No texto publicado, a Anvisa enfatiza que, “sem as pesquisas clínicas adequadas e o devido registro, a fosfoetanolamina não pode ser considerada segura ou eficaz para o tratamento do câncer”. Também destaca que utilizar produtos não registrados pela agência para tratar a doença “é extremamente arriscado”.
“Esses produtos podem interferir negativamente nos tratamentos convencionais, além de apresentar riscos de contaminação. É fundamental que os pacientes não abandonem tratamentos médicos estabelecidos para utilizar terapias não autorizadas e de eficácia desconhecida, como é o caso da fosfoetanolamina”, alertou.
Atenção às informações falsas
A nota da Anvisa ressalta ainda que “propagandas nas redes sociais que sugerem que a fosfoetanolamina combate ao câncer ou qualquer outra doença, atribuindo-lhe propriedades funcionais ou de saúde, são irregulares e enganosas”. O mesmo alerta é feito pelo chefe de Oncologia do Moinhos de Vento, destacando que anúncios envolvendo “medicamentos milagrosos” ocorre de forma repetida.
— Se utilizam de um momento de fragilidade das pessoas com doenças graves para vender produtos que não funcionam. Geralmente, são produtos muito mágicos, que curam todos os tipos de câncer, sem efeito colateral. Sempre que aparece esse tipo de coisa, as pessoas devem desconfiar, porque infelizmente não é essa a realidade. E, nesse caso, sabemos que essa substância não funciona — destaca Roithmann.

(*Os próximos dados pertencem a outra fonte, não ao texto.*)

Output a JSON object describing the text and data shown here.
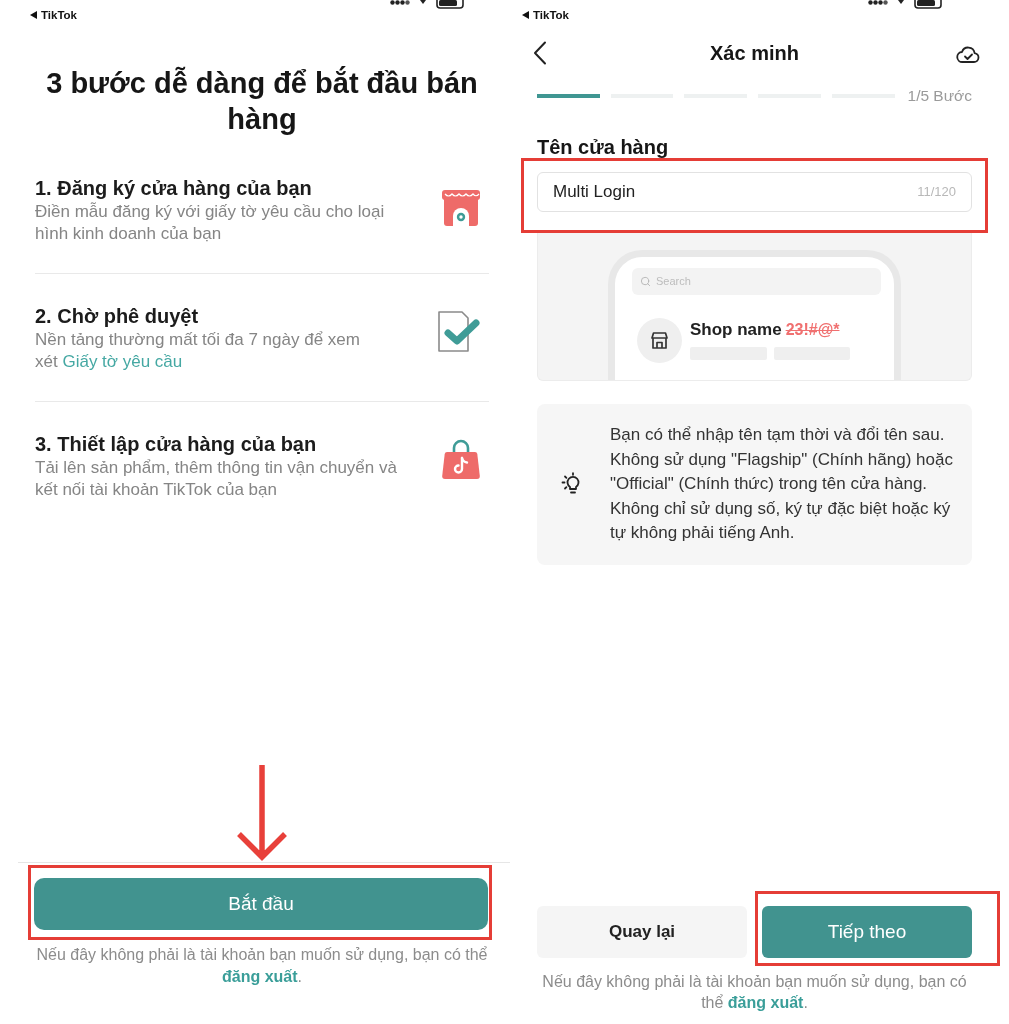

Conforme o especialista, o início do debate sobre a fosfoetanolamina foi impulsionado por “testes muito pobres feitos em laboratório”. Roithmann enfatiza que os medicamentos precisam ser testados em pessoas para que tenham sua eficácia comprovada, pois testes em laboratórios não oferecem nenhuma garantia de que aqueles produtos serão úteis para a população:
De má fé, pessoas que desenvolveram testes muito preliminares da substância se aproveitaram disso para tentar vender esse produto, promovendo um uso indiscriminado, com falsa propaganda. E por que isso continua 10 anos depois? Por causa dessa infeliz tecnologia das fake news. As pessoas têm muita dificuldade de separar o que é uma boa e uma má informação.
SÉRGIO ROITHMANN
Chefe do Serviço de Oncologia do Hospital Moinhos de Vento
Conforme a agência, para que a fosfoetanolamina seja comercializada no Brasil, é necessário que seus produtores apresentem o pedido de registro com testes de qualidade, segurança e eficácia para análise. "A ciência médica é fundamentada em dados e evidências rigorosas, e os critérios para a aprovação de novos tratamentos são estabelecidos para proteger a saúde dos pacientes", afirma.

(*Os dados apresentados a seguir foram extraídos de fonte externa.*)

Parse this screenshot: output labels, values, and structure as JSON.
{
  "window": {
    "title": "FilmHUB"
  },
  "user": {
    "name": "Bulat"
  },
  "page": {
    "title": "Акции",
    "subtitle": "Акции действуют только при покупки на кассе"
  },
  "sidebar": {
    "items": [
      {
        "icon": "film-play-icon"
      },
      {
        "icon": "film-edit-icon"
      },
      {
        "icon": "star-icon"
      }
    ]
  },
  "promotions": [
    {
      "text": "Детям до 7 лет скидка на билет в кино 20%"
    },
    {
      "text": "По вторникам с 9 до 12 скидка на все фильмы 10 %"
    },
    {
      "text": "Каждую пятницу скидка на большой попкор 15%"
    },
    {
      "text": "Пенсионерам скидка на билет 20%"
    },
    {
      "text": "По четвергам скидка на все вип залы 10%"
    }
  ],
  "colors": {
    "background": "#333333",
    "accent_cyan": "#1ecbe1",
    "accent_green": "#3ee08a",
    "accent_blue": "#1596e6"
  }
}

Roithmann também salienta que não há novos testes ou estudos em andamento sobre essa substância, apenas a exploração comercial baseada nas informações falsas. Aponta, ainda, que pacientes estão em situação de fragilidade e, por isso, estão mais predispostos a aceitar e a acreditar em coisas que não acreditariam normalmente.
— Consumir substâncias que não precisa sempre tem potenciais riscos. E o grande risco que vejo é de as pessoas abandonarem os tratamentos que poderiam ser eficazes em troca desses supostos tratamentos mágicos. Minha recomendação é: ao receber informações sobre drogas milagrosas, converse com seu médico para que ele possa te ajudar a filtrar o que é verdade — finaliza.